Wheels to Keels 50.21.89N 04.07.93W = Plymouth for new (keep the mast) standing rigging.

Zoonie
Mon 15 Jun 2015 18:00
After all the wind and a glorious brisk, sun-drenched walk the 8 miles around Portland Bill we set sail in very light airs to round the Bill and head west for Dartmouth. The day of our walk the ‘Race’ which is where the sea rushes over the irregular shallow seabed around the bill, was a raging torrent of angry white foam. You wouldn’t think it was the same place the next day, flowing flat and gentle as if exhausted.
 
We motored most of the 55 miles in the company of many others and meeting a few heading east, looking like one-winged flightless birds humming across Lyme Bay under a blanket of grey. In the water around us 2ft .diameter giant orange jellyfish undulating ghostlike about a metre below the surface, perhaps the grown version of the millions of tiny ones we saw close to the Azores last summer.
 
Like homing pidgeons when we find a mooring we spot we like we return to it time and again. In the steep-sided, picturesque valley of the river Dart we moor alongside an island pontoon (not connected to the shore) near the higher Kingswear chain ferry. We just feel comfortable there and at £20 per night its affordable.
 
So, a day free in Dartmouth, what to do?

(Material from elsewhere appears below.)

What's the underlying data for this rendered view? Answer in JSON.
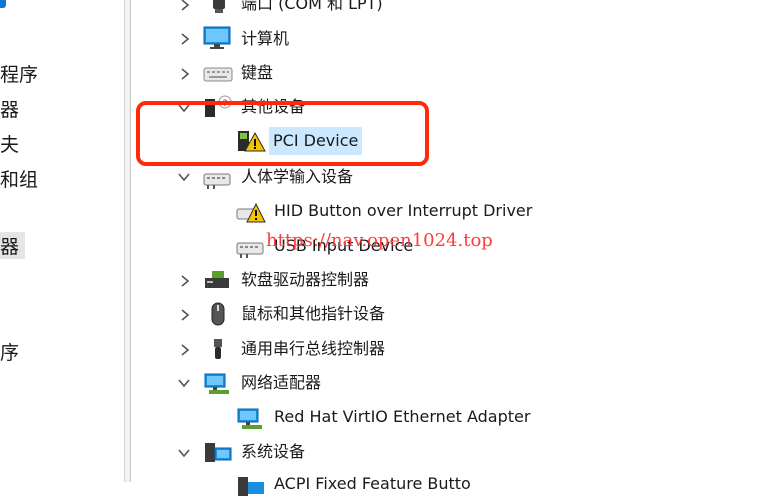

The Round Robin of course. All aboard the steam train and step back 50+years, smell the steam and hot oil, hear the hissing and the grinding of metal parts and feel the strain up the gradual climb out of this exquisite valley along typically rising and falling valleys of beautiful Devon to Paignton. We stopped at at couple of tiny stations on the way and how hard did that little engine have to work to move on.
 
Paignton, like Skegness, is enjoyed by many as a seaside holiday resort. The harbour is for fishing boats and sailing dinghies not the deep-bellied likes of us. The morning was cloudy and cool, the beach almost empty and I felt for the expectant holidaymakers, deprived of their longed for sunbathing, sitting outside restaurants willing their fish and chips to be an adequate alternative.
 
Our second trip would be our last on wheels in the UK.  At the top and front of an open-topped, 1950’s double-decker we bounced up hill down dale and screamed around bends (at least it felt like that) to Totnes. Loving hands had perfected her old paintwork but the same hands needed to take a look at the engine as she stalled each time we stopped, like a recalcitrant donkey!
 
Totnes had the steep hills that characterise Devon and Fore Street is lined with cultural art and craft shops as well a tea-shops, pubs and a Hotel. The local history is valued and accessible and a big open market sold local foods as well as locally made clothes from sheeps’ wool, wooden ducks, second-hand books and bric a brac, you know what I mean. Lovely place, stepped in culture and history, a little like Hay on Wye I thought.
 
Our final leg was aboard a modern river cruiser and took an hour back to Dartmouth. We sat alone and in warm sun on the top deck (again) passing fields of green (we’ll miss those when we’re gone) woods, private homes hidden from the roads and facing the water and canoeists who had made camp on the only area of level bank for miles by a depositing bend in the river.
 
We reached The Dart Arms,our favourite pub, for a last drink, phoned the river taxi once more and back on board had supper and reviewed our homework of tides and weather for Plymouth tomorrow.
 
There is a massive high settling over us for a few days at the moment. The yachts that left Dartmouth with us had one of two purposes in mind. One to do some sailing and the second, like us, to make passage. So single-winged (mainsail) to steady us once again and eyes peeled for lobster pots, we motored the 35 miles to Queen Anne’s Battery MDL Marina and spent the evening taking off and folding her sails, disconnecting the electrics from the base of the mast and rehoming in the forward loo all the contents of the fore-cabin.